|At the arraignment for four suspects, a court translator translated the proceedings for one of the accused, right.|
FIVE EXPLOITERS of 10 Asian women were arrested and charged for operating brothels in Boston’s Chinatown neighborhood and nearby cities of Quincy, North Reading and Cambridge.
Police raided five locations and made five arrests and freed 10 women being exploited in a sex trafficking operation. The women spoke little English but they brought in more than $100,000 a week to their exploiters.
Attorney General Maura Healey, who has made combating sex trafficking one of her top priorities, said the “arrests follow a tragic pattern we are seeing in our neighborhoods — vulnerable individuals being preyed upon and sexually exploited for profit.”
“We want victims to know that they will not be prosecuted and that our offices will work to make sure they receive the services they need and deserve.”
Pingxia Fan and Simon Shimao Lin, both of Boston, and Timothy Hayes, of Gloucester, pleaded not guilty to charges including trafficking of persons for sexual servitude, deriving support from prostitution and keeping a house of ill fame, according to the Boston Herald. A judge set their bail at $150,000.
Robert Mozer and Biqun Xiao, both of Deerfield, New Hampshire, were charged with conspiracy to traffic persons for sexual servitude. Bail for Mozer was set at $50,000 after he entered a not guilty plea.
A fifth suspect, Biqun Xiao, 47, of Deerfield, N.H., was charged with conspiracy to traffic persons for sexual servitude and was arraigned Friday (May 5).
The victims, all Asian women forced into the sex trade, were brought here from Flushing, N.Y., said Nancy Rothstein, a prosecutor with the attorney general’s human trafficking division.
“They’re taken to a brothel location where they’re not permitted to leave,” Rothstein told the judge.
“They are given food and after a couple of weeks, they’re taken to another brothel location.”
“What we’ve heard from most of the commercial sex buyers who we interviewed in this case …. would say there was pretty much only mattresses there,” she said.
|This house in Quincy, Mass. was used as a brothel.|
The "arrests follow a tragic pattern we are seeing in our neighborhoods—vulnerable individuals being preyed upon and sexually exploited for profit,” said AG Healey. “We want victims to know that they will not be prosecuted and that our offices will work to make sure they receive the services they need and deserve.”

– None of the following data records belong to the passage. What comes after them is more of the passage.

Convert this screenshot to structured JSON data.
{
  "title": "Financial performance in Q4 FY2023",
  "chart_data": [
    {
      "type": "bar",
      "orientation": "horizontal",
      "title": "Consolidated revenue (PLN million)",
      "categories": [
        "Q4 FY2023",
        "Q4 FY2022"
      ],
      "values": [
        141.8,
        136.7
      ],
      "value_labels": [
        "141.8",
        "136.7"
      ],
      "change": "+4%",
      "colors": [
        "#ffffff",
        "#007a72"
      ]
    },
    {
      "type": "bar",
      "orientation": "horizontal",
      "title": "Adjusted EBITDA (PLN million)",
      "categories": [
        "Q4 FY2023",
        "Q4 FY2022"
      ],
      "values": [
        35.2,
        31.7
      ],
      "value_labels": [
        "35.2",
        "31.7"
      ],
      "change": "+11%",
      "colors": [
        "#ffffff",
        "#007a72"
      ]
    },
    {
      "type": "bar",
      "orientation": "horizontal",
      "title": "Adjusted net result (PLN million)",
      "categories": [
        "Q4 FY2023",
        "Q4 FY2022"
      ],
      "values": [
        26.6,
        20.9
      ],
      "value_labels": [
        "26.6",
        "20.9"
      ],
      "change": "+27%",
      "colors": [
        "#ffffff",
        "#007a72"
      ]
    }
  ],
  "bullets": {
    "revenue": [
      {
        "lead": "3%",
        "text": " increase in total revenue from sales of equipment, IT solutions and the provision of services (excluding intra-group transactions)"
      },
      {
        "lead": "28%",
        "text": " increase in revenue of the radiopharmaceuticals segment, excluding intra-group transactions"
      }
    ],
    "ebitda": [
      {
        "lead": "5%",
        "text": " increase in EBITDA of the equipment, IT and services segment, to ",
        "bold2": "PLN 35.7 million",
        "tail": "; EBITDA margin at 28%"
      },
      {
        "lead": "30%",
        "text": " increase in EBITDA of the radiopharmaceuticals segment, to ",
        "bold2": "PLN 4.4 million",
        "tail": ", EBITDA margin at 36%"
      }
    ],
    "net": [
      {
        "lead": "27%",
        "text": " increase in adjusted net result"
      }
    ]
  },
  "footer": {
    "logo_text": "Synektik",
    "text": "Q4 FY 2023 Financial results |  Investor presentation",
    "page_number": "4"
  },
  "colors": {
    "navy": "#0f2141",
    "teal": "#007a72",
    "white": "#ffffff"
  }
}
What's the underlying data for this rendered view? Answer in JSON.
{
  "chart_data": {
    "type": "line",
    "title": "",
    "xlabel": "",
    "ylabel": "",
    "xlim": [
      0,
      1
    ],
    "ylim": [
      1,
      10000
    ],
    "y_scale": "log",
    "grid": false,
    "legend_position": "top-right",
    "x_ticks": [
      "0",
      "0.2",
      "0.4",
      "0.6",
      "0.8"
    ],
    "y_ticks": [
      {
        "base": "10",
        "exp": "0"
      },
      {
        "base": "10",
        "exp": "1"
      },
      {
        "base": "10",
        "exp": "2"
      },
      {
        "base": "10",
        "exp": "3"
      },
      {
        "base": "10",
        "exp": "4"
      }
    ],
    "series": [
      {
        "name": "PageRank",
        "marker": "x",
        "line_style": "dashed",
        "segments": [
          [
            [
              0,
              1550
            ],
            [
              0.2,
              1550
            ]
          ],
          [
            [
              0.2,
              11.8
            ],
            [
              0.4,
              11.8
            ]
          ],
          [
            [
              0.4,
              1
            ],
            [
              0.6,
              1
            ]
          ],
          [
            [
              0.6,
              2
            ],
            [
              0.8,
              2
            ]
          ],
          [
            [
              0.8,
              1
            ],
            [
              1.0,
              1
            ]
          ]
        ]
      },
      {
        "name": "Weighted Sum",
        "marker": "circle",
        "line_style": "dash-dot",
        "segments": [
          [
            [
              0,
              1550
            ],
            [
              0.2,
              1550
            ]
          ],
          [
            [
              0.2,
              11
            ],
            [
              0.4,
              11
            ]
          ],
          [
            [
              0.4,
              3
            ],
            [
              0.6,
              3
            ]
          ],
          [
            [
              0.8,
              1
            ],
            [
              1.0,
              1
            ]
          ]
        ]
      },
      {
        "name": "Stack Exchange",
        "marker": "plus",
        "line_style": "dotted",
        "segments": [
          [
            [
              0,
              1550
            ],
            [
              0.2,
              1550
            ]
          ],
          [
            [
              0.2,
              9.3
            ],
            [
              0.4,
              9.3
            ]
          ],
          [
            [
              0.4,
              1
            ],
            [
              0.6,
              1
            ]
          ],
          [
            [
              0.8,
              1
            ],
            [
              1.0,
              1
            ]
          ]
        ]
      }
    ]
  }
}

“Sex trafficking is without a doubt, the most common form of modern-day slavery and it’s big business,” said Harold H. Shaw, Special Agent in Charge of the FBI Boston Division.
“This case demonstrates the problem is right here within our communities, impacting victims, the safety of our neighborhoods, and our quality of life. Together, with our law enforcement partners, the FBI will continue to identify and locate the criminal enterprises that are perpetrating these egregious crimes,” said Shaw.